The two glared into one another's eyes. I thought each said to the other, "This was your idea. It's all your fault. I told you how it would end!" But wise pots don't waste time in calling kettles black. They saved their soot-throwing for me.

"You are indeed a true descendant of old Elizabeth Courtenaye," rasped the man. "You're even more dangerous and unscrupulous than your grandmother! My wife and I are innocent. But you and your American are in a position to turn appearances against us. Besides, you have our son in your power; and rather than the police should be called into this affair by either side, my brother's daughter – ill as she is – shall be handed over to you when Bertie is returned to us."

"That won't do," I objected. "Bertie is at a distance. I can't communicate with – his guardian – till the post office opens to-morrow. On condition that Lady Scarlett is released to-night, however, and only on that condition, I will guarantee that the boy shall be with you by ten-thirty A. M. Meanwhile, you can be packing to clear out of Dun Moat, as I hardly think you'll care to claim your niece's hospitality longer, in the circumstances."

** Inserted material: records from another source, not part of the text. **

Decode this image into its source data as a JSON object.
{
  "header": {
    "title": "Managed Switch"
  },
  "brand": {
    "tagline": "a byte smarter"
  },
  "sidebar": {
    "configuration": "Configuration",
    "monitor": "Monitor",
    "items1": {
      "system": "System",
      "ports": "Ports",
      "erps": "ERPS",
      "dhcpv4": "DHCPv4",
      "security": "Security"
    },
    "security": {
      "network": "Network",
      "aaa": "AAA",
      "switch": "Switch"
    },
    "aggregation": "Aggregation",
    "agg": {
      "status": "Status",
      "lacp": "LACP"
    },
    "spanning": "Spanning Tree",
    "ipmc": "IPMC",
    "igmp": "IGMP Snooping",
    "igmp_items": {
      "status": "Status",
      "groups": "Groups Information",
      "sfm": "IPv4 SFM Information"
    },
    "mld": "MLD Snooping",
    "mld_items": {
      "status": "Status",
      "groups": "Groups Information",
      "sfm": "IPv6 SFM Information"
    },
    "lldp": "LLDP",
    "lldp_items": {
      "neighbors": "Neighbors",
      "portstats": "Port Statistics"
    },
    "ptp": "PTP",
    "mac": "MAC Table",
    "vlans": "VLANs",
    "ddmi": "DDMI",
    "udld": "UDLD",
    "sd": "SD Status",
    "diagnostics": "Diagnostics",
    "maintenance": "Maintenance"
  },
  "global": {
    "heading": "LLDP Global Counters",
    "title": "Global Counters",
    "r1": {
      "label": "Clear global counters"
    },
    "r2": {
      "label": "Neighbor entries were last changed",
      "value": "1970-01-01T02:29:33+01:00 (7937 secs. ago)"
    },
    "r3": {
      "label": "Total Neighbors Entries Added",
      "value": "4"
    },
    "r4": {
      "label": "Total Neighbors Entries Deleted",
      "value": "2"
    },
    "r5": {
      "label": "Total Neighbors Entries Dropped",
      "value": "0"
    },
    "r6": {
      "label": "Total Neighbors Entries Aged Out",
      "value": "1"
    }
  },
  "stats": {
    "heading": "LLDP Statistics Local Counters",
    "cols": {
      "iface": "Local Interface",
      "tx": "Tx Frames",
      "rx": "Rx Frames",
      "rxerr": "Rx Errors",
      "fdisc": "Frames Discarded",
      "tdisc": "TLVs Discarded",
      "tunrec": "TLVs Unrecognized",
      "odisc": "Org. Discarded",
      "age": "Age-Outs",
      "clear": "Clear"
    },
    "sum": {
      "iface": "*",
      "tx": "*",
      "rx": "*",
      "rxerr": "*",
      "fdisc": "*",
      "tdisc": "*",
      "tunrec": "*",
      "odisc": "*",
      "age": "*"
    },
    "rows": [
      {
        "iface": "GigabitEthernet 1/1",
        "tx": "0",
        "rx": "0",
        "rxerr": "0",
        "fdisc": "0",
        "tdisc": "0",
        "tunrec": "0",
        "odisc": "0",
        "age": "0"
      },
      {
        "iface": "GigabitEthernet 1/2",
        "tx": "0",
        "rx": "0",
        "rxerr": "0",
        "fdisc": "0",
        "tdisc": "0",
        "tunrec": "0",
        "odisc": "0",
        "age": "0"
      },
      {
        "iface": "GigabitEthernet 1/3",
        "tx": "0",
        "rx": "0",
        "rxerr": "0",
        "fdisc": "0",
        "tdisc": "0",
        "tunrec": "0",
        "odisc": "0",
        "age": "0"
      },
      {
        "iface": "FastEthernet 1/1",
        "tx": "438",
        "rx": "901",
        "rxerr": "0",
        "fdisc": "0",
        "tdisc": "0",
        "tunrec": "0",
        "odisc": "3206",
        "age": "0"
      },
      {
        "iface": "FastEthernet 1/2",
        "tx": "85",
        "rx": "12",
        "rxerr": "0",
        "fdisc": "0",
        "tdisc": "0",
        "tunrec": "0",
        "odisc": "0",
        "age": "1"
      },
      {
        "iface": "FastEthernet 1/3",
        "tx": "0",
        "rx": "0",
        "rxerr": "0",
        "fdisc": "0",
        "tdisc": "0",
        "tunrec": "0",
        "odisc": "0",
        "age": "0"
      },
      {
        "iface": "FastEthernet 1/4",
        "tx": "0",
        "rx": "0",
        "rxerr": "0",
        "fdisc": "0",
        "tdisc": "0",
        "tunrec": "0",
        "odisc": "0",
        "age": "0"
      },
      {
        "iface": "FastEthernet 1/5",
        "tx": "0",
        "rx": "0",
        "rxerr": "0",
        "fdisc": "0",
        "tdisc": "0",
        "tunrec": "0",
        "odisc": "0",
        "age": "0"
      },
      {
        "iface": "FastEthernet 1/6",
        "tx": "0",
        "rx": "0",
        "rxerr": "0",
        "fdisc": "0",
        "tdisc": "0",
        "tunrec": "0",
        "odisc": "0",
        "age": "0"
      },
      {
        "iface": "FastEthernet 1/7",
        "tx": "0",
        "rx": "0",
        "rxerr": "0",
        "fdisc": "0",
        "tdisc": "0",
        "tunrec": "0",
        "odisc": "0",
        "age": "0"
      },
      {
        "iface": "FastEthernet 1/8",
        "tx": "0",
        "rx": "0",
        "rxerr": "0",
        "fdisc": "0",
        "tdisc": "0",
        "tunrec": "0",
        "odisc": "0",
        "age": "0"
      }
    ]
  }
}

"We have no money!" the woman choked.

"You've forgotten what you took from Lady Scarlett. And six weeks' advance of rent paid you by Captain Burns: twelve hundred pounds. He'll forget, too, if you offer the right inducement. You could have had more from him, if you hadn't insisted on the clause leaving you free to turn your tenant out at a fortnight's notice after the first month. I understand now why you wanted it. If the girl had signed her name to a document you'd prepared, leaving her money to you – shares in some Australian mine, perhaps – it would have been convenient to you for her to die. And then – "

"Why waste time in accusations?" quailed Scarlett. "We won't waste it defending ourselves! If you're so anxious to get hold of the girl, come home with us and we'll turn over all responsibility to you."

"Very well," I said, and pulled the bell.

The woman started. "What are you doing that for?" she jerked.

"I wish to order the taxi to take us to Dun Moat," I explained. "I confess I'm not so fond of your society that I'd care to walk a mile with you at night along a lonely road. I'm not a coward, I hope. But you'd be two against one. And you might hold me up – "

"As you've held us up!" the man snapped.

"Exactly," I agreed.

Wolves in sheep's clothing have to behave like sheep when they're in danger of having their nice white wool stripped off. No doubt this is the reason that, when we arrived at the outside entrance of the bachelor's wing, my companions were meek as Mary's lamb.

Inside the suite of the garden court we found Terry Burns and his man raging, and Kramm sulking, in a room with a broken window. Terry had smashed the glass in order to get in, but his search had been vain. To do the old servant justice, she had the instinct of loyalty. I believe that no bribe would have induced her to betray her mistress. It remained for the Scarletts to give themselves away, which they did – with the secret of the room under the twisted chimney.

The room was built into the huge thickness of the wall which formed a junction between the old house and the more modern wing. The wonderful chimney was not a true chimney at all, but gave ventilation and light, also a means of escape by way of a rope ladder over the roof. But the rope had fallen to pieces long ago, and the prisoner of these days might never have found means of escape, had it not been for that trump-card named Bertie. The room under the twisted chimney would have been a convenient home substitute for the family vault.